Why I became a nurse: To find a way


By Becky R., RN, MS, OCN
Radiation Oncology

Recently, I’ve been reading Pure Grit: How American World War II Nurses Survived Battle and Prison Camp in the Pacific by Mary Cronk Farrell. I’ve always found these stories a source of tremendous pride and awe.

As a young 19-year-old nursing student, I had the honor of training with two nurses who served in the army. Adella served in the Pacific Theater and found herself on the island of Corregidor in the Philippines. Corregidor was the site of intense warfare where many people, including nurses, lost their lives, sustained injuries or became captives. Adella rapidly became one of my role models. Her dedication was clear. Her strength and innovation were incredible. Adella went on to fund the nursing program in which I studied.

In the skills lab, one of my tasks was to successfully check off, “how to give an enema.” My instructor, Lyndall, was a retired Army nurse. Lyndall pulled no punches — what you saw was what you got.

After I successfully checked this off, Lyndall looked me in the eye and said, “So, how would you give an enema if you found yourself in a jungle someday?”

Completely bewildered, thoughts were flying through my terrified mind. Jungle! What jungle? After several minutes of eternity, Lyndall, smiled and simply said, “You’re gonna be a nurse, kid. You’ll figure it out.”

No matter what situation you find yourself in as a nurse, you figure it out for the good of your patients and you’ll make it happen.

One of my heroes was Diane. Diane and I worked in the emergency department together for several years.
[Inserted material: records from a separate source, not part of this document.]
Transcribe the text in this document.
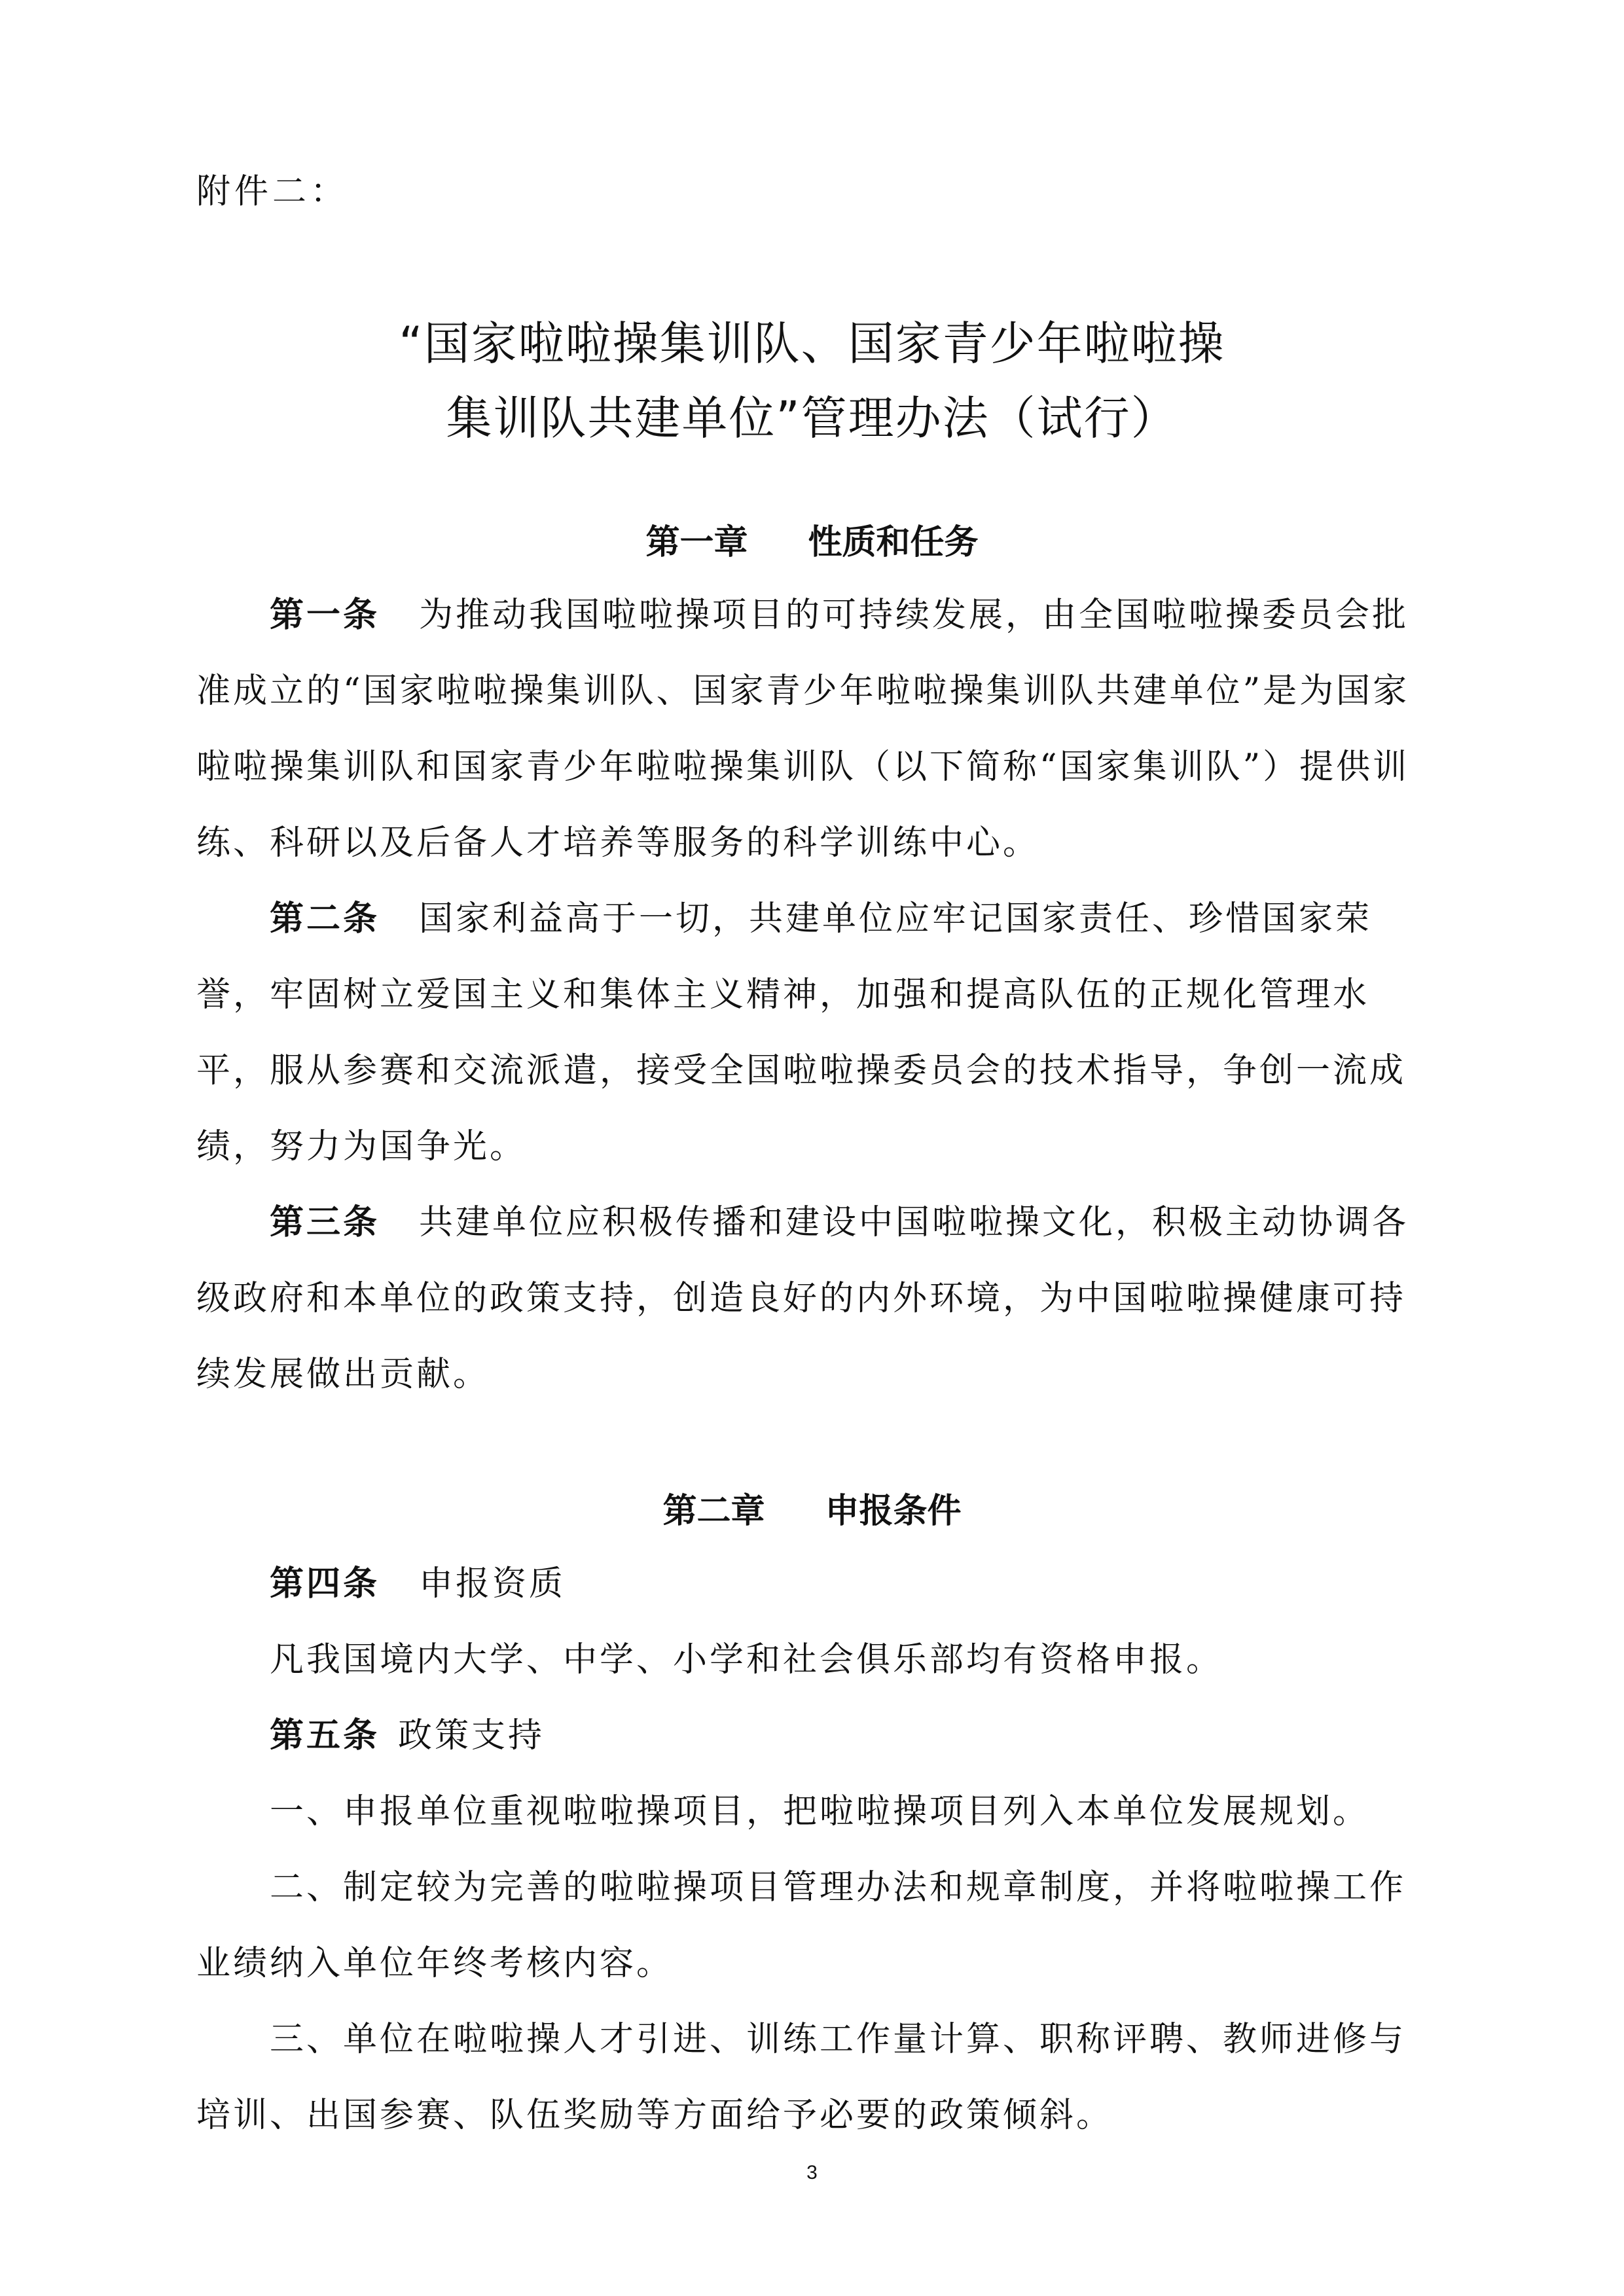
附件二：
“国家啦啦操集训队、国家青少年啦啦操
集训队共建单位”管理办法（试行）
第一章 性质和任务
第一条 为推动我国啦啦操项目的可持续发展，由全国啦啦操委员会批准成立的“国家啦啦操集训队、国家青少年啦啦操集训队共建单位”是为国家啦啦操集训队和国家青少年啦啦操集训队（以下简称“国家集训队”）提供训练、科研以及后备人才培养等服务的科学训练中心。
第二条 国家利益高于一切，共建单位应牢记国家责任、珍惜国家荣誉，牢固树立爱国主义和集体主义精神，加强和提高队伍的正规化管理水平，服从参赛和交流派遣，接受全国啦啦操委员会的技术指导，争创一流成绩，努力为国争光。
第三条 共建单位应积极传播和建设中国啦啦操文化，积极主动协调各级政府和本单位的政策支持，创造良好的内外环境，为中国啦啦操健康可持续发展做出贡献。
第二章 申报条件
第四条 申报资质
凡我国境内大学、中学、小学和社会俱乐部均有资格申报。
第五条 政策支持
一、申报单位重视啦啦操项目，把啦啦操项目列入本单位发展规划。
二、制定较为完善的啦啦操项目管理办法和规章制度，并将啦啦操工作业绩纳入单位年终考核内容。
三、单位在啦啦操人才引进、训练工作量计算、职称评聘、教师进修与培训、出国参赛、队伍奖励等方面给予必要的政策倾斜。
3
Diane was an army nurse who had worked in the MASH units of Vietnam and she remained active in the reserves, she retired at the rank of colonel. You could count on Diane for her calm in the middle of calamity. Her skills were the stuff of legends, and I knew that when Diane was my co-nurse, all would be well.

Whenever I’m tempted to complain or feel stressed, these women of my past whisper in my ear, “You’ll find a way kid. You’re a nurse.”